Le système législatif ne semble exercer aucun contrôle sur le pouvoir exécutif et le pouvoir judiciaire semble muselé, a déploré un expert. Il s'est enquis du statut des avocats et de leur liberté d'agir. Les avocats sont-ils libres au Yémen, a-t-il demandé? Plusieurs experts se sont enquis de l'efficacité du pouvoir judiciaire et ont souhaité davantage d'informations et de détails sur différentes affaires. Ils ont notamment fait référence à des cas de torture impliquant des enfants qui ont été portés à l'attention du Comité, et souhaité savoir si ces affaires ont été instruites, des poursuites entamées et des réparations accordées.
 
Faisant référence à l'article 166 du code des infractions et des peines, en vertu duquel tout agent public qui, dans l'exercice de ses fonctions, a recours ou ordonne le recours à la torture, à la contrainte ou à la menace pour obtenir une déclaration ou des renseignements, est puni d'une peine d'emprisonnement pouvant aller jusqu'à dix ans, un membre du Comité a souhaité savoir si cet article est effectivement appliqué.

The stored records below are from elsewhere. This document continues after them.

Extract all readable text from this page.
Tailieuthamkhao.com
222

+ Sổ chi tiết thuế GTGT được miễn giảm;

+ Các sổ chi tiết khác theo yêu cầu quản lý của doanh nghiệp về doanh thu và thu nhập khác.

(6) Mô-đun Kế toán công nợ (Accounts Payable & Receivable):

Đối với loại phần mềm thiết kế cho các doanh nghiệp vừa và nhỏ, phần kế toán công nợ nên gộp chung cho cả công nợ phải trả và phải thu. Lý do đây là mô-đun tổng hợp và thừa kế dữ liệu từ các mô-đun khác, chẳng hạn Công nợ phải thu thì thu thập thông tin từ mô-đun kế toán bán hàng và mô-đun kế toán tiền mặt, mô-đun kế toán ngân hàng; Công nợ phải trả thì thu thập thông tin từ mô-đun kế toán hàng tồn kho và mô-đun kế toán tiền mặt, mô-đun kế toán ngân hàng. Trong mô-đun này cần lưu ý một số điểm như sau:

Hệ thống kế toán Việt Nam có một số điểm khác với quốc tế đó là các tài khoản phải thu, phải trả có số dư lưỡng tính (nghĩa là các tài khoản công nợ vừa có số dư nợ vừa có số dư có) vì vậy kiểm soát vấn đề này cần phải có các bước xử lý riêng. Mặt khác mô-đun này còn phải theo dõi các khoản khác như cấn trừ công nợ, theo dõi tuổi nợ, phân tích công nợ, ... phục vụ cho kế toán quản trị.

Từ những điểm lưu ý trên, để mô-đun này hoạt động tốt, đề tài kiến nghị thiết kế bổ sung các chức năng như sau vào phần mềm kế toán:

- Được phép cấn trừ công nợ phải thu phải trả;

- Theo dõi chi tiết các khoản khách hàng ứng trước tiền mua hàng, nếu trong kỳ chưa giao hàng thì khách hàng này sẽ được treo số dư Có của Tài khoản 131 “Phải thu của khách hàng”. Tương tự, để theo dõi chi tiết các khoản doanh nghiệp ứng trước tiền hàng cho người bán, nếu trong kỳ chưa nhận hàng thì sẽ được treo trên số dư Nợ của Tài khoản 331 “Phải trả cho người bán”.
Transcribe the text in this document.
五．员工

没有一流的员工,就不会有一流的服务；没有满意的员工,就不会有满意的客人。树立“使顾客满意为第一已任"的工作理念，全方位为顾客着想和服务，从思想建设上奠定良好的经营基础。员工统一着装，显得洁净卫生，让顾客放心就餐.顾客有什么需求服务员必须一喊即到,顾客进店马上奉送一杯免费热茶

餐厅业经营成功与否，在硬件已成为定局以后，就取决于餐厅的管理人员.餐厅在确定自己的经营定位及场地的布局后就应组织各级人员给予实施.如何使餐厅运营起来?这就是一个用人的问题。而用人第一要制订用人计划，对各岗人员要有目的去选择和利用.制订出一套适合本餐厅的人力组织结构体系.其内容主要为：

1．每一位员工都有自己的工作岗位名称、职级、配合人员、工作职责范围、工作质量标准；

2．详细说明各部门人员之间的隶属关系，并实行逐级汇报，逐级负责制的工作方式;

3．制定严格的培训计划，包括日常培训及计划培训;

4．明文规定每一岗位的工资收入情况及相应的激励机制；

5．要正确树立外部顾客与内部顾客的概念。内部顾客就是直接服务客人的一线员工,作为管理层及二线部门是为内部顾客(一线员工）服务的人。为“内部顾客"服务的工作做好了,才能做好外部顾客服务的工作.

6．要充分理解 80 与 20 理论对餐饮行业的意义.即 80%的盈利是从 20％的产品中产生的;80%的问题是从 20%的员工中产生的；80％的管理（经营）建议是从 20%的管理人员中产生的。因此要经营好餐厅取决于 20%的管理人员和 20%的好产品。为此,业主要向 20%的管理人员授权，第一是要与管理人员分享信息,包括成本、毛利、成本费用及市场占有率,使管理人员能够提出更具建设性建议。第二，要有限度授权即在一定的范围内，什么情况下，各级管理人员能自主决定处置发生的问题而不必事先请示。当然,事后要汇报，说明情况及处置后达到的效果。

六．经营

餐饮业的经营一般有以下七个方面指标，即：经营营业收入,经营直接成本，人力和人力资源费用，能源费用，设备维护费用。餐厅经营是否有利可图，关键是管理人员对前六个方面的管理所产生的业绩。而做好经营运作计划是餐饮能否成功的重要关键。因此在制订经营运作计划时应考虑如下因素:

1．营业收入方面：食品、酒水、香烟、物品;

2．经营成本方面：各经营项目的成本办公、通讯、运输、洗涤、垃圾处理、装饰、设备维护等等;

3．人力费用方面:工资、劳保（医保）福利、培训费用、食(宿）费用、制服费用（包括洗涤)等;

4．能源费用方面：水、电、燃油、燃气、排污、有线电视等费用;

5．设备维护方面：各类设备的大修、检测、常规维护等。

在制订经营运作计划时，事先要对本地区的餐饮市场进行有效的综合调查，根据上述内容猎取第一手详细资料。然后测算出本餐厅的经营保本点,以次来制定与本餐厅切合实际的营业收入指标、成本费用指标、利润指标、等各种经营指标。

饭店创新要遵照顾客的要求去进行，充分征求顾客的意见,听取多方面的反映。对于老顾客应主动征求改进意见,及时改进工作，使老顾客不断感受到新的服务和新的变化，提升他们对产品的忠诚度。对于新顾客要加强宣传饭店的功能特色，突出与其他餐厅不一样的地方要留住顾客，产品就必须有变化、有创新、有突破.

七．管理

Il a également fait remarquer que cet article semble limité à des cas où le fonctionnaire cherche à obtenir une confession. Or, la torture peut être utilisée pour intimider quelqu'un ou à des fins de coercition, a-t-il fait valoir.
 
D'autres questions abordées par les membres du Comité avaient trait au statut de la presse; aux moyens de s'assurer que la lutte contre le terrorisme n'entraîne pas des abus; aux problèmes d'accès à un processus judiciaire juste; à l'imprescriptibilité du crime de torture; et aux mesures prises pour améliorer la situation des centaines de milliers de personnes déplacées à cause du conflit qui fait rage dans le nord du pays.
 
Les membres du Comité ont été nombreux à déplorer l'absence de la délégation et à regretter qu'aucun représentant de la Mission du Yémen ne soit présent. Ils ont relevé l'importance, dans la conduite des travaux du Comité, d'établir un dialogue avec l'État concerné. Cette exigence n'empêche toutefois par l'examen du rapport, a estimé une experte qui a rappelé que le dialogue est un moyen et non une fin en soi, la fin étant le respect des dispositions de la Convention.